The story behind the coin
At the turn of the 20th century, President Theodore Roosevelt thought American coins were ugly. He launched a quiet campaign to make them beautiful — to hand the work to real sculptors instead of career engravers. That push gave the country a run of stunning new designs, and the nickel was next in line.
By 1911 the Treasury wanted to retire the staid Liberty Head nickel that had run since 1883. The job went to a sculptor named James Earle Fraser, and Fraser had one ambition: make something unmistakably American. Years later he summed it up plainly — he wanted "a coin that could not be mistaken for any other country's coin."
He chose two subjects no European mint could ever claim — a Native American and an American bison. The first coins were struck in February 1913 and reached the public that March. People called it the Buffalo nickel almost at once. (You'll also see it called the Indian Head nickel — same coin.)

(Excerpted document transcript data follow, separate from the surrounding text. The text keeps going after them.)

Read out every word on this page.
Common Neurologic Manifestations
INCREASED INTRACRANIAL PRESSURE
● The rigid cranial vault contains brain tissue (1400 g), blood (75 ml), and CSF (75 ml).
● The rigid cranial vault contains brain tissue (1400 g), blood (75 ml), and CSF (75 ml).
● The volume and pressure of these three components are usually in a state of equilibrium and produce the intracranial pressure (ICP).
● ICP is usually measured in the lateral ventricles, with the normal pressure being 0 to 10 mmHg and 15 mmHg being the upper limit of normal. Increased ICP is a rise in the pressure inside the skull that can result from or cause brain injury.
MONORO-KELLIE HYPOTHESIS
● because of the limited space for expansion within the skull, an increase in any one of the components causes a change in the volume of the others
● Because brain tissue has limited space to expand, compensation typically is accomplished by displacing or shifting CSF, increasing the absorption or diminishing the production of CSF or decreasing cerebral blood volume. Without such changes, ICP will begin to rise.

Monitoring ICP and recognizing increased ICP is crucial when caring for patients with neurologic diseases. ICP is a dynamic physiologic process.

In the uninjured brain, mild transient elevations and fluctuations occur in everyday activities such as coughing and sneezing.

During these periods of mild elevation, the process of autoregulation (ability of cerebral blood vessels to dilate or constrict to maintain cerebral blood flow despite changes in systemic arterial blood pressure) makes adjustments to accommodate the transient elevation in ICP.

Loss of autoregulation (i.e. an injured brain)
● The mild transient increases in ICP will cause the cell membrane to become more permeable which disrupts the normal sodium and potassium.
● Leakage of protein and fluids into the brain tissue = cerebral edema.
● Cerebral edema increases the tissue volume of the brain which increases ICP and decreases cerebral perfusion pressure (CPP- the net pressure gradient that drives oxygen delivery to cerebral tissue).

There was a hitch right away. The very first design put the bison on a raised mound of earth, and the words "FIVE CENTS" sat on a high spot that wore down fast in circulation. Within months the Mint recut the design, sinking the denomination into a recessed line below the ground so it would survive in your pocket. That split 1913 into two versions — collectors call them Type 1 (raised mound) and Type 2 (the recessed "FIVE CENTS"). The fix helped, but Buffalo nickel dates still wore away faster than most — which is exactly why a sharp, fully dated one is worth a second look.